Subsequently, Neil Kendall has purchased the whole business with Tupicoff operating in a rainmaker role. A referral-only practice with a four month client waiting list, the business now employs three financial planners, three paraplanners, two client service managers and a practice manager. Most of its clients have between $5 million and $30 million in assets and many are financial planners and fund managers. New business is strictly fee-for-service and existing commission-based life business has been phased out over time.The business structure is a partnership of trusts which worked well with existing structures and investments.

“We just drew a line in the sand and said ‘this is what we do now’. We’ve sold 75 percent of our previous business and last year we sold our biggest life client, a corporate superannuation fund.”

Due to the client demographic, Tupicoffs doesn’t hire junior staff. Kendall expects support staff to have at least two to three years client service experience and a willingness to do the Diploma of Financial Planning.

“But fundamentally the first question I ask potential advisers is about their belief in adding value for the client. When I ask them if they’re prepared to take a cheque from the client and not a commission 95 percent of them opt out.”

Doing Good Business

Neil Kendall doesn’t believe the fee-for-service nature of his business hin­ders its growth or success.

“Virtually all fund managers and platforms will rebate commissions including trails. Financial service providers are resisting the end of commissions because it would destabilise the industry for a couple of years but I think clients certainly have a bias to pay for advice.”

Kendall says a new breed of financial planning gradu­ates is also looking for higher professional standards.
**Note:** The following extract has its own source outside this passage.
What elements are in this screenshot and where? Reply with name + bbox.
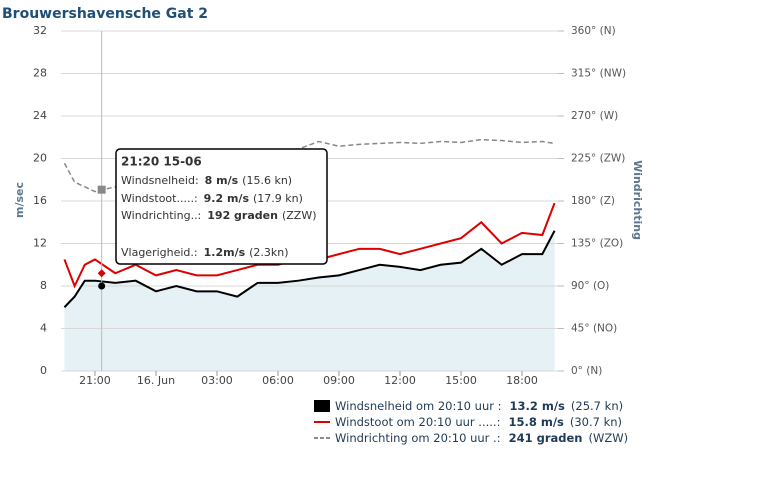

They don’t feel comfortable as paraplanners writing plans for an adviser being paid $60,000 commission for a three-hour autotext statement of advice. “The typical financial planning relationship is about capturing investment dollars because that’s how they get paid.

“We run our business to deliver for the client. We don’t automate our payment systems, we issue an invoice each year so they can assess whether we’ve performed.

“We quote a fixed fee for our work before the client en­gages our services for the initial statement of advice and the first year’s work. We tell them upfront what it will cost and we guarantee if we take on the work and they don’t believe it has added more value than it cost they can give us the ad­vice back and they don’t have to pay.” Only four clients have handed back their advice in the past five years; three were the children of existing clients.

According to Neil Kendall regulation of financial services via disclosure doesn’t work. “I have no doubt that people don’t understand disclosure,” he says. “I had a client who was paying $85,000 in commissions and platform rebates per year on a $10 million portfolio. I quoted him $35,000 and he said that was too much. When I said he was already paying $85,000 he said ‘no I’m not’ so I had to walk him through it. I dealt with someone in a senior industry role and quoted him $5000. When he questioned it, I told him he was already paying his adviser $12,000. He proclaimed that he had never dealt with and did not have a financial planner. I told him to call the fund and it turned out he did have an in-house planner who was being paid $12,000. I would expect a senior industry participant to understand how it works.”

Neil Kendall’s main concern for the future is to build a healthy reputation for his profession. He’s tired of cringing when he tells people he is a financial planner.

“Financial planners don’t have a fantastic reputation. I’d like to be able to say ‘financial planner’ without therapy.”